ご無沙汰しております。教養英語・講師の塩川です。
昨年度開講の本講座もお陰様で再び春を迎えることができました。昨年度より継続の2名に、今学期から新しく2名が加わり、計4名の受講生の方々と、毎週学びの場を共にできること大変嬉しく思っております。昨日、第2回の講義が終了しました。今学期はまず「救済とは何か」という問題を扱い、「救済」に関するイメージを獲得することを目指しています。これまでの講義では、導入部分に取り組んでいます。ここまで、1回にわずか2段落というゆったりとしたペースですが、これは参加者の熱量の証です。構造や単語の意味の取り方を吟味しながら英語を読みたい、ひとりでは読めないテクストをみんなで読んで理解したい、という皆さんの思いに、私自身大いに刺激を受けています。
内容に関して言えば、この2回は「福音は受け手志向である」「福音は文脈化される」という表現の理解に時間をかけました。参加者の方々から、マクグラスのテクストに関して、積極的に疑問や意見を出るのは、とても喜ばしいことです。私の側からは、マクグラスが上記の命題をキリスト教の伝道と結びつけていることに着目し、次の2つの文章を紹介しました。遠回りに思われるかもしれませんが、密度の高いテクストを読む際には、思想の源流に遡ったり、具体的な議論に触れることが、理解の助けとなるように思われます。
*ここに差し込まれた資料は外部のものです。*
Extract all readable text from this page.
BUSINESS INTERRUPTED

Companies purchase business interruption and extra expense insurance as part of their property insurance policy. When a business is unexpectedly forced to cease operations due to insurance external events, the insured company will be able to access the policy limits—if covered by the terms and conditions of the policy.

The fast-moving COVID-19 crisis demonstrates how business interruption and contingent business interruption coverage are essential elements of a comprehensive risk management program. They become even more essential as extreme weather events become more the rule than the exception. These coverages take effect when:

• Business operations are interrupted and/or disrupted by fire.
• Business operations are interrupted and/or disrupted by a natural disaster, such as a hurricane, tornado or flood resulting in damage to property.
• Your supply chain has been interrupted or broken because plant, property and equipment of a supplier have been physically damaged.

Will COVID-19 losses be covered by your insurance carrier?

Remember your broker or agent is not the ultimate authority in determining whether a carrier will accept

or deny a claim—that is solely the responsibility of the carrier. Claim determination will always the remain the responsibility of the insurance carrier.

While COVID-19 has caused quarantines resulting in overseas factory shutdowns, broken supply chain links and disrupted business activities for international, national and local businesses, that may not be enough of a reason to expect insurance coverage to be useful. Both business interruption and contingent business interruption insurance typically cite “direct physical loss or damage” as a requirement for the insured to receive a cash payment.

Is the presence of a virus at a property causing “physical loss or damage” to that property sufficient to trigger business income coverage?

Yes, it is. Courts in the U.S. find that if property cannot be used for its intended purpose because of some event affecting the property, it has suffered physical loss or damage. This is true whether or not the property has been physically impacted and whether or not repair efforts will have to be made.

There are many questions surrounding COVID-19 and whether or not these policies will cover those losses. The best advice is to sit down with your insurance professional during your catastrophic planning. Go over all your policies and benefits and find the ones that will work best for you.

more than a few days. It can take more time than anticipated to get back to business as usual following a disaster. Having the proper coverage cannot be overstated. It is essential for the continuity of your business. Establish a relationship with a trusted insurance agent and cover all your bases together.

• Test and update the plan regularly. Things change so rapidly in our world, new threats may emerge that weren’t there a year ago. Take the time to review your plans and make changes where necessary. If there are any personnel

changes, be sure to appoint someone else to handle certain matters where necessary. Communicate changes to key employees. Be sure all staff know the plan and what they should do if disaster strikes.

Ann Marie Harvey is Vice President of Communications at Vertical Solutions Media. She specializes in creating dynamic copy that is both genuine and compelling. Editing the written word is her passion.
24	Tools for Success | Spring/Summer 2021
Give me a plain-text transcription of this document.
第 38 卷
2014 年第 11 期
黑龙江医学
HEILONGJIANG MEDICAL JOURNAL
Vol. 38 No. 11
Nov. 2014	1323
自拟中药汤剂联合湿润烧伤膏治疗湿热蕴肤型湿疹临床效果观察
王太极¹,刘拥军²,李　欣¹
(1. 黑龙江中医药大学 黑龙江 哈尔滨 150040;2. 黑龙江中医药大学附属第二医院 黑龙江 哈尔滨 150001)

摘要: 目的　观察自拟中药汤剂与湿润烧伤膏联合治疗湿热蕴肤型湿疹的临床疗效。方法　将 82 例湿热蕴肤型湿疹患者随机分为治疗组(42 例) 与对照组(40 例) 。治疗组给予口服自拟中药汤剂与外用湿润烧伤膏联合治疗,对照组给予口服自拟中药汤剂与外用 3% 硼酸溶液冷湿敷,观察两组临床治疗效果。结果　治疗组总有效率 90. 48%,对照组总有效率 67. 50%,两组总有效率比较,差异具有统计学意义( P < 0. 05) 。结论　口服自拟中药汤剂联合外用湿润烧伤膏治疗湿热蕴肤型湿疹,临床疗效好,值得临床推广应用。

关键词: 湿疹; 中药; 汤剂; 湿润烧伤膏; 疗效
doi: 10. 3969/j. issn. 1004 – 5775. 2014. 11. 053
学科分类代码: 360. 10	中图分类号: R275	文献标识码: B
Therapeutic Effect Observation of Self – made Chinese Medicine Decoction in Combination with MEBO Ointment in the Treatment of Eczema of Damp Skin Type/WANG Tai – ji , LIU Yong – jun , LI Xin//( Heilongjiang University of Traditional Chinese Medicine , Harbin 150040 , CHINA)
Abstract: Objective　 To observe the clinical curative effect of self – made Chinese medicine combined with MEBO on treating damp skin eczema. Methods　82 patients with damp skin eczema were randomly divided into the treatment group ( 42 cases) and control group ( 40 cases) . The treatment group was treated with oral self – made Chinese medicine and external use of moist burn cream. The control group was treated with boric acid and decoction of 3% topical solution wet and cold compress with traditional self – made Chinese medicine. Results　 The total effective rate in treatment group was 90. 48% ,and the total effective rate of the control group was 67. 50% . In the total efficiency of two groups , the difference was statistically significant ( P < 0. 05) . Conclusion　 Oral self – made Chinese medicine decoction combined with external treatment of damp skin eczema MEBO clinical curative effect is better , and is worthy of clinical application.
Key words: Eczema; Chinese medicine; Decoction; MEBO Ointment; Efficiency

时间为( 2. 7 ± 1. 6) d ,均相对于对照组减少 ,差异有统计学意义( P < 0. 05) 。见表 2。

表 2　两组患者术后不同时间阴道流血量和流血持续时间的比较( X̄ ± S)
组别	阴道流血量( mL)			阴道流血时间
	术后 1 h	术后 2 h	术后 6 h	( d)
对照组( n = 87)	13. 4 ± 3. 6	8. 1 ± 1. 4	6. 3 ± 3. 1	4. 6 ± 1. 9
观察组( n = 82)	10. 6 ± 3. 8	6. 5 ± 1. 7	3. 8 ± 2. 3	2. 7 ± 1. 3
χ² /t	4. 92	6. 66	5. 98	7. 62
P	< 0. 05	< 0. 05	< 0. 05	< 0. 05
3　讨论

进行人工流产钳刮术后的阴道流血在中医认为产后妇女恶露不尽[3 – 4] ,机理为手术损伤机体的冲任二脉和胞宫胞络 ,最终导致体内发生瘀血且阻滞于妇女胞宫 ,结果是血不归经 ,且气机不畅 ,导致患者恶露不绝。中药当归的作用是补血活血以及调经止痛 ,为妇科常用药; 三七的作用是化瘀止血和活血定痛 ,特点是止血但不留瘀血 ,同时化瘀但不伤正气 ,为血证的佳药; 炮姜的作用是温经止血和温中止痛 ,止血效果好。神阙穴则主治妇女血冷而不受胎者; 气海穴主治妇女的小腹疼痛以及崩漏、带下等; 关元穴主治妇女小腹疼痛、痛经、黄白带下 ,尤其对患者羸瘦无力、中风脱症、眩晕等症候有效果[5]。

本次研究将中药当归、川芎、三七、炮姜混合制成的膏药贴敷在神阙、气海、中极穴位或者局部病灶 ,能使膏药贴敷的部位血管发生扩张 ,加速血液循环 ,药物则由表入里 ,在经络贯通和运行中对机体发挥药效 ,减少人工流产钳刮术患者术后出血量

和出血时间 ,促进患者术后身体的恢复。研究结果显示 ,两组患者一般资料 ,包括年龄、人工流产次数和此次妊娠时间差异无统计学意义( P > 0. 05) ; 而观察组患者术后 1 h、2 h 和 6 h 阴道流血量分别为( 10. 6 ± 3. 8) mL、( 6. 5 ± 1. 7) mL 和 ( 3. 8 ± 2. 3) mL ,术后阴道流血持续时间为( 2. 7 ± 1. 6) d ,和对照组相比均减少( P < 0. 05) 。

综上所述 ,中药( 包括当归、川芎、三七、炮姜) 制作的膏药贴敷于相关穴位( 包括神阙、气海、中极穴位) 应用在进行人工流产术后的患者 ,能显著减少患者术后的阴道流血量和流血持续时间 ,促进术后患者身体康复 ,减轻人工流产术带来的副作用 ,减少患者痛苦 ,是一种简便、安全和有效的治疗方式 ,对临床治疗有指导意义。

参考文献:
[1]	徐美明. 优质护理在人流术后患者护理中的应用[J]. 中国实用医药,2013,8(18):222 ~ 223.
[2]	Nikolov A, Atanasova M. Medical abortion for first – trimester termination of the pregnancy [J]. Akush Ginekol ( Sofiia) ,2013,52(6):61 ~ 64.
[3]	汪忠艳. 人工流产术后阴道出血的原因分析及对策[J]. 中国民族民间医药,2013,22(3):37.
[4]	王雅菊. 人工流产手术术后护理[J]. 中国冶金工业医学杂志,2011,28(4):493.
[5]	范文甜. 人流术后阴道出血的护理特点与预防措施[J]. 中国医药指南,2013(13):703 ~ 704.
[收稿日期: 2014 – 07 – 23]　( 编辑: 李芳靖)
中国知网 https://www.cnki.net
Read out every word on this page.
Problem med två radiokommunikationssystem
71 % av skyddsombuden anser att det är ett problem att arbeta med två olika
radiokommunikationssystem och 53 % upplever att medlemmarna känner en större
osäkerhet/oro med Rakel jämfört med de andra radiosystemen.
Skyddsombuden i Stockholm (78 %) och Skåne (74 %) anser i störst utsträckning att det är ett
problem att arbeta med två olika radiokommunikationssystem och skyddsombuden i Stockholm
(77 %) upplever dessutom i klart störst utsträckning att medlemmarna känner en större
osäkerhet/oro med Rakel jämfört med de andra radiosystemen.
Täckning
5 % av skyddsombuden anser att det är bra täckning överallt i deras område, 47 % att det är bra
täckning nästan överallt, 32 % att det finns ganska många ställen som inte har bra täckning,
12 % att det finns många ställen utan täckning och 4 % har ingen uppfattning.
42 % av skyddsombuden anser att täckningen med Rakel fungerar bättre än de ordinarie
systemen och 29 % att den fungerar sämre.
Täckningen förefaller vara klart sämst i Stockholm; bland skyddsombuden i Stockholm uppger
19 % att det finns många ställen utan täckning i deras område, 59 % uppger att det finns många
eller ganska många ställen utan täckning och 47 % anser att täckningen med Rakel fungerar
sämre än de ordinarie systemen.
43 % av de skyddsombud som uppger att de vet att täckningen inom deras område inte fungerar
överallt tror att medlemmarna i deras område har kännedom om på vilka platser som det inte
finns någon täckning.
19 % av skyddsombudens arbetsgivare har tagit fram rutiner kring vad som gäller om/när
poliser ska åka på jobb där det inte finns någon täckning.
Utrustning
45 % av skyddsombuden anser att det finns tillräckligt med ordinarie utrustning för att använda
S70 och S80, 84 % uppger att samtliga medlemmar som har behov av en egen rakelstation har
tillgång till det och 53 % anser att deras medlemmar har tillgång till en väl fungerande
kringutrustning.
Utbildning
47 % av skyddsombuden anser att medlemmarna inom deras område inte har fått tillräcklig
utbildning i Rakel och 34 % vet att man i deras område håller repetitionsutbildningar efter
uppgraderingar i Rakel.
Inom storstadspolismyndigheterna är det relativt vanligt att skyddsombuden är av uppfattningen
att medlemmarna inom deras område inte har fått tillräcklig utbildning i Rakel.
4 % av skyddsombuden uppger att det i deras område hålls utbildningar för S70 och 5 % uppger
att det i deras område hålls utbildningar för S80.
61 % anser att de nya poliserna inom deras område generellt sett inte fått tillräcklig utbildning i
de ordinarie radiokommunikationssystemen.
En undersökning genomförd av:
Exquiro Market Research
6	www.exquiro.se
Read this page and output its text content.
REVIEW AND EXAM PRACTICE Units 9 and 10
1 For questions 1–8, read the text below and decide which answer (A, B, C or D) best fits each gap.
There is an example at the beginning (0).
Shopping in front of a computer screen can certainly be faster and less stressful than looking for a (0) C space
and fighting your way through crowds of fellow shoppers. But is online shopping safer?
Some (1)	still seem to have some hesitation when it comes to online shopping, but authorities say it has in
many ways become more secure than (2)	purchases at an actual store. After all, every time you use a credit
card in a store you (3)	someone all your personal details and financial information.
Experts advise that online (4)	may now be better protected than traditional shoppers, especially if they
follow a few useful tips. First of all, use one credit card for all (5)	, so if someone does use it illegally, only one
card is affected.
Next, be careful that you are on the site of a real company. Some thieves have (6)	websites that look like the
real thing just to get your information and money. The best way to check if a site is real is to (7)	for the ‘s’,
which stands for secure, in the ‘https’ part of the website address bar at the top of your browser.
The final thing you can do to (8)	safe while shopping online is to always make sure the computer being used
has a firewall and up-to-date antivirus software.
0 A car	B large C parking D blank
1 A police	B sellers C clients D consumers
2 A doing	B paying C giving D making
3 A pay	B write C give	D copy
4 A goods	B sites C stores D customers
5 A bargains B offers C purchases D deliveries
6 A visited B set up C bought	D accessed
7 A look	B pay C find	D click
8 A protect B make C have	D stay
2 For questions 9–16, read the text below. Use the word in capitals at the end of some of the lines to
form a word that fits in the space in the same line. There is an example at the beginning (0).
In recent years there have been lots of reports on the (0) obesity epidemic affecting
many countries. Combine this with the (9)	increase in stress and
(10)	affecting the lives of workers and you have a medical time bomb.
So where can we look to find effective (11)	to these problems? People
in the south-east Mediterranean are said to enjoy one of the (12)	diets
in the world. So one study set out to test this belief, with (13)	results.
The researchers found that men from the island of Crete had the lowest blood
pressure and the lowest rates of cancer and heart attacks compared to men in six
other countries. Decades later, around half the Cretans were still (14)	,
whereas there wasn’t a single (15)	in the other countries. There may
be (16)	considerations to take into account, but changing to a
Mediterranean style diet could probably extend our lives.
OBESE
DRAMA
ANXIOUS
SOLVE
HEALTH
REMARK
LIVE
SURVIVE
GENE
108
わたしは、だれに対しても自由な者ですが、すべての人の奴隷になりました。できるだけ多くの人を得るためです。ユダヤ人に対しては、ユダヤ人のようになりました。ユダヤ人を得るためです。律法に支配されている人に対しては、わたし自身はそうではないのですが、律法に支配されている人のようになりました。律法に支配されている人を得るためです。また、わたしは神の律法を持っていないわけではなく、キリストの律法に従っているのですが、律法を持たない人に対しては、律法を持たない人のようになりました。律法を持たない人を得るためです。弱い人に対しては、弱い人のようになりました。弱い人を得るためです。すべての人に対してすべてのものになりました。何とかして何人かでも救うためです。福音のためなら、わたしはどんなことでもします。それは、わたしが福音に共にあずかる者となるためです。(第1コリント9:19-23)

ときには、この異教徒の特性を認めて、それに合わせようとする「恵まれた」宣教師も出てきます。その人たちは白いカラーを脱ぎ捨て、頭に辮髪を結い、パイや故国の御馳走を断ち、畳に足を曲げて坐ることを習い、ありとあらゆる方法や態度を尽くして、人々の魂をイエスに導く仕事に熱意を注ぎます。そのような人を私たち異教徒は喜んで受け入れます。彼らは私たちを光明と真理とにいたらせるために驚くほどの援助をするので、その善事に対して私たちは彼等と彼等を遣わしたカミに感謝します。(内村鑑三(鈴木範久・訳)『余は如何にしてキリスト信徒となりしか』岩波文庫、263-264頁)

議論の導入にはもう少し時間がかかりますが、しっかりと理解しながら進むことが大切です。
「分からない」を共有し、「分かる」にたどり着くため、ともに学び合うことができる場を作っていければと思います。
またいずれ教室の様子をご紹介致します。今年度も宜しくお願い致します。